The bills came at a time when LBJ Medical Center was facing financial constraints and unable to provide for the off-island referral program. However, Maugaoali'i failed to muster enough support to get the bills moved out of committee. He even motioned for a non-binding resolution calling for the previous administration to set up such a policy,  but nothing came of it.

 

When informed of Lolo’s new policy, Maugaoali’i told Samoa News yesterday, “This is great news — this is fantastic and it’s long overdue, that this issue is addressed now to help the LBJ patients and our students.”

 

Maugaoali’i said he was going to raise this same issue with the governor soon. “It will take a governor to set a policy and then implement that policy. I am thankful to Gov. Lolo Moliga for implementing this policy,” he said happily.

 

“And the fact of the matter is, this is government money that paid for the airline tickets and the miles belong to the government,” he said.

 

According to the current fiscal year 2013 budget, close to $6 million is allocated for travel for the entire government, including semi autonomous agencies.
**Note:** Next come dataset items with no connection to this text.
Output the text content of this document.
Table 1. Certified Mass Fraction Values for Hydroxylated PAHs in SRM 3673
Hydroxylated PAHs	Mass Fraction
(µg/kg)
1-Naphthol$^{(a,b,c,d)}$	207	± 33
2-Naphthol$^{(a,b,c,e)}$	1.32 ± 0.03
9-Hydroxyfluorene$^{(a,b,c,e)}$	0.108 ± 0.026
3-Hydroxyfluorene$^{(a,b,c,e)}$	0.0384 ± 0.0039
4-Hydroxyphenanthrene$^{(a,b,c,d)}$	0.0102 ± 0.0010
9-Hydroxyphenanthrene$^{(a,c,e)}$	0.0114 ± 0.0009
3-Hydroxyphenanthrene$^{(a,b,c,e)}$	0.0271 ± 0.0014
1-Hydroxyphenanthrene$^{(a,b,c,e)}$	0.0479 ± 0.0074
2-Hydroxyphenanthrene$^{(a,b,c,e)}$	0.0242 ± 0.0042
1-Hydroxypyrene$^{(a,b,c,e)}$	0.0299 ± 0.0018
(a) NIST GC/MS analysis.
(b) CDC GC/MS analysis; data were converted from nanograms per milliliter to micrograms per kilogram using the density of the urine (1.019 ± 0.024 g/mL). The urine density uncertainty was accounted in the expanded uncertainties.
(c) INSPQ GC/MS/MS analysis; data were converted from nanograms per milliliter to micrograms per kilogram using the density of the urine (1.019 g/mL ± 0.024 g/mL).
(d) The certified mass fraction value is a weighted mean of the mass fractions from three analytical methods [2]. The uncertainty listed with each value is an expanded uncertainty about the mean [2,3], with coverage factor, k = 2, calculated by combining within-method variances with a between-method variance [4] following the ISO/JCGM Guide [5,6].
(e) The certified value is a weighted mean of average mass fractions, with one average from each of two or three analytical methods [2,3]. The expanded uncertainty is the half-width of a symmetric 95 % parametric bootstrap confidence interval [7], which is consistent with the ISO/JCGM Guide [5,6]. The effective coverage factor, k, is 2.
This travel budget includes travel funded by federal grants.

 

Two senior ASG officials reached by phone yesterday say the word is just reaching government offices about this new policy and both officials offered differing opinions. One official agrees with the policy — especially to help LBJ referral patients — while the other official disagreed, saying that millage earned should go to the employee “who is actually traveling” on work for the government.

 

It will remain to be seen, if the Fono follows the new government policy, as their budget spending is dictated by themselves and not the Administrative Branch of the government.